Diese rückwirkende Verrechnung stellt nicht nur für den/die Selbstständige:n selbst, sondern auch für den/die Auftraggeber:in ein Risiko dar. Sie führt dazu, dass Selbstständige:r und Auftraggeber:in rückwirkend ihre Anteile an den Sozialversicherungsbeiträgen nachzahlen müssen.

FAQ

Wie wirken sich Unternehmensform und Rechtsform auf das Risiko der Scheinselbstständigkeit aus?

Rechtsformen können das Risiko einer Scheinselbstständigkeit reduzieren, denn Kapitalgesellschaften wie GmbH und UG sind meist Unternehmen mit mehreren Angestellten. Dies senkt die Gefahr, als scheinselbstständig abgestempelt zu werden. Freiberufler:innen und Einzelunternehmer:innen müssen öfter nachweisen, dass sie unabhängig arbeiten.

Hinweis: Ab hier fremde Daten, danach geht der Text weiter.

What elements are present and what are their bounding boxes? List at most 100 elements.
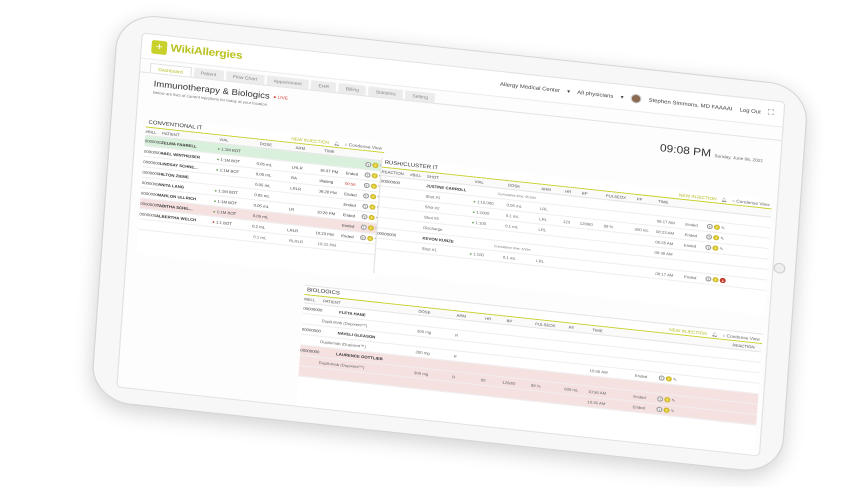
arm: LRLR — [290, 185, 302, 192]
status: Ended — [343, 201, 356, 208]
live-label: LIVE — [277, 94, 289, 101]
warning-icon[interactable]: ! — [712, 276, 719, 283]
t-icon[interactable]: T — [706, 223, 713, 230]
expand-icon[interactable]: ⛶ — [768, 109, 774, 118]
bill-number: 00000000 — [141, 180, 159, 187]
t-icon[interactable]: T — [364, 161, 372, 168]
status: Ended — [634, 373, 648, 379]
dose: 0.1 mL — [504, 223, 519, 230]
status: Ended — [341, 233, 354, 239]
warning-icon[interactable]: ! — [663, 407, 670, 414]
dose: 0.05 mL — [253, 202, 270, 209]
dose: 0.05 mL — [252, 213, 269, 220]
t-icon[interactable]: T — [360, 224, 367, 231]
avatar[interactable] — [630, 93, 642, 104]
status: Ended — [342, 212, 356, 218]
warning-icon[interactable]: ! — [372, 162, 379, 169]
warning-icon[interactable]: ! — [367, 225, 374, 231]
t-icon[interactable]: T — [658, 375, 665, 382]
warning-icon[interactable]: ! — [712, 245, 719, 252]
conventional-it-panel: CONVENTIONAL IT NEW INJECTION 🔔︎ ○ Conde… — [136, 118, 385, 280]
pulseox — [603, 236, 634, 239]
physician-select[interactable]: All physicians — [577, 89, 614, 99]
dose: 0.1 mL — [253, 234, 267, 240]
bp: 120/80 — [579, 220, 593, 227]
drug-spacer — [299, 371, 318, 373]
pencil-icon[interactable]: ✎ — [719, 246, 723, 252]
vial — [471, 232, 504, 236]
t-icon[interactable]: T — [705, 234, 713, 240]
warning-icon[interactable]: ! — [664, 396, 671, 403]
row-actions: T!✎ — [705, 234, 725, 242]
row-actions: T!✎ — [705, 244, 724, 252]
hr — [562, 242, 579, 244]
warning-icon[interactable]: ! — [371, 172, 378, 179]
arm: LRLR — [287, 227, 299, 233]
time: 08:23 AM — [655, 229, 675, 236]
warning-icon[interactable]: ! — [369, 204, 376, 211]
col-time: TIME — [324, 148, 335, 154]
location-select[interactable]: Allergy Medical Center — [500, 81, 560, 94]
pf — [634, 239, 655, 241]
vial-value: 1:100 — [475, 220, 487, 226]
pencil-icon[interactable]: ✎ — [673, 377, 677, 383]
arm: LRL — [536, 258, 545, 264]
pf: 600 mL — [564, 386, 579, 393]
col-reaction: REACTION — [732, 342, 755, 350]
col-bp: BP — [506, 318, 513, 324]
home-button[interactable] — [773, 262, 786, 275]
logout-button[interactable]: Log Out — [739, 107, 761, 116]
status: Ended — [344, 191, 357, 197]
warning-icon[interactable]: ! — [366, 235, 374, 242]
pencil-icon[interactable]: ✎ — [720, 236, 724, 242]
pencil-icon[interactable]: ✎ — [721, 225, 725, 231]
t-icon[interactable]: T — [705, 276, 712, 282]
col-pf: PF — [636, 196, 643, 202]
pencil-icon[interactable]: ✎ — [671, 408, 675, 414]
warning-icon[interactable]: ! — [369, 193, 377, 200]
t-icon[interactable]: T — [359, 234, 367, 241]
stop-icon[interactable]: ● — [719, 277, 726, 284]
time — [591, 349, 636, 354]
t-icon[interactable]: T — [361, 203, 369, 210]
rush-cluster-it-panel: RUSH/CLUSTER IT NEW INJECTION 🔔︎ ○ Conde… — [373, 158, 773, 315]
bill-number: 00000000 — [143, 159, 160, 166]
shot-spacer — [378, 222, 423, 227]
warning-icon[interactable]: ! — [713, 224, 721, 231]
bell-icon[interactable]: 🔔︎ — [711, 331, 717, 337]
col-bill: #BILL — [303, 296, 316, 302]
vial-value: 1:10,000 — [476, 199, 494, 206]
t-icon[interactable]: T — [363, 182, 370, 189]
stage: + WikiAllergies Allergy Medical Center ▾… — [0, 0, 852, 487]
pf — [633, 250, 654, 252]
warning-icon[interactable]: ! — [665, 375, 672, 382]
bell-icon[interactable]: 🔔︎ — [334, 140, 340, 146]
vial: ● 1:10,000 — [473, 199, 507, 207]
live-badge: ● LIVE — [273, 93, 289, 101]
vial: ● 1:1M BOT — [216, 167, 256, 175]
logo[interactable]: + WikiAllergies — [151, 39, 243, 63]
arm: RLRLR — [288, 238, 304, 244]
t-icon[interactable]: T — [362, 192, 370, 199]
logo-icon: + — [151, 39, 168, 56]
row-actions: T! ● — [705, 276, 727, 284]
pencil-icon[interactable]: ✎ — [671, 398, 675, 404]
arm: LRL — [539, 206, 548, 212]
pf — [567, 347, 591, 350]
dose: 0.1 mL — [502, 254, 517, 261]
warning-icon[interactable]: ! — [368, 214, 375, 221]
t-icon[interactable]: T — [364, 172, 371, 178]
warning-icon[interactable]: ! — [713, 234, 720, 241]
bell-icon[interactable]: 🔔︎ — [721, 196, 727, 202]
col-bill: #BILL — [145, 129, 157, 135]
arm — [289, 198, 317, 201]
t-icon[interactable]: T — [705, 244, 712, 251]
warning-icon[interactable]: ! — [370, 183, 377, 190]
t-icon[interactable]: T — [361, 213, 368, 220]
chevron-down-icon: ▾ — [620, 93, 624, 101]
t-icon[interactable]: T — [656, 396, 664, 402]
dose: 0.05 mL — [256, 161, 273, 167]
status: 00:56 — [344, 181, 356, 187]
user-name[interactable]: Stephen Simmons, MD FAAAAI — [648, 97, 732, 112]
t-icon[interactable]: T — [656, 406, 663, 413]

Welche Möglichkeiten gibt es, eine bereits festgestellte Scheinselbstständigkeit rückgängig zu machen?

Man kann innerhalb eines Monats Widerspruch einlegen. Auch kann man seine Arbeitsweise anpassen. Man kann beispielsweise neue Kund:innen gewinnen oder mehr eigene Arbeitsmittel nutzen. Falls die Einstufung als scheinselbstständig falsch erscheint, kann auch vor dem Sozialgericht Klage eingereicht werden.

Welche Möglichkeiten hat ein Auftragnehmer, wenn er als scheinselbstständig eingestuft wird?

Wird ein:e Auftragnehmer:in als scheinselbstständig eingestuft, kann er/sie den Bescheid anfechten. Alternativ können auch hier die Arbeitsbedingungen angepasst werden, wie oben beschrieben. Andernfalls kann man die Einstufung akzeptieren und im Angestelltenverhältnis weiterarbeiten. Jede Option hat rechtliche und finanzielle Folgen.

Welche Auswirkungen hat die Scheinselbstständigkeit auf die Arbeitslosenversicherung?

Die Einstufung als Scheinselbstständige:r hat große Auswirkungen auf die Arbeitslosenversicherung. Da man als Selbstständige:r keine Beiträge einzahlt, besteht in dem Fall auch kein Anspruch auf Arbeitslosengeld. Falls man als scheinselbstständig eingestuft wird, stehen jedoch rückwirkende Nachzahlungen an, womit eine Absicherung bei Arbeitslosigkeit möglich ist.

Wie kann ein Unternehmen sicherstellen, dass es keine scheinselbstständigen Auftragnehmer:innen beschäftigt?

Unternehmen sollten klare Verträge aufsetzen und keine festen Arbeitszeiten vorgeben. Bei Bedarf können sie von dem/der Selbstständigen ein Statusfeststellungsverfahren verlangen oder selbst beantragen. Sie können auch prüfen, ob Freelancer selbstständig arbeiten, mehrere Kunden haben und eigene Ausrüstung nutzen.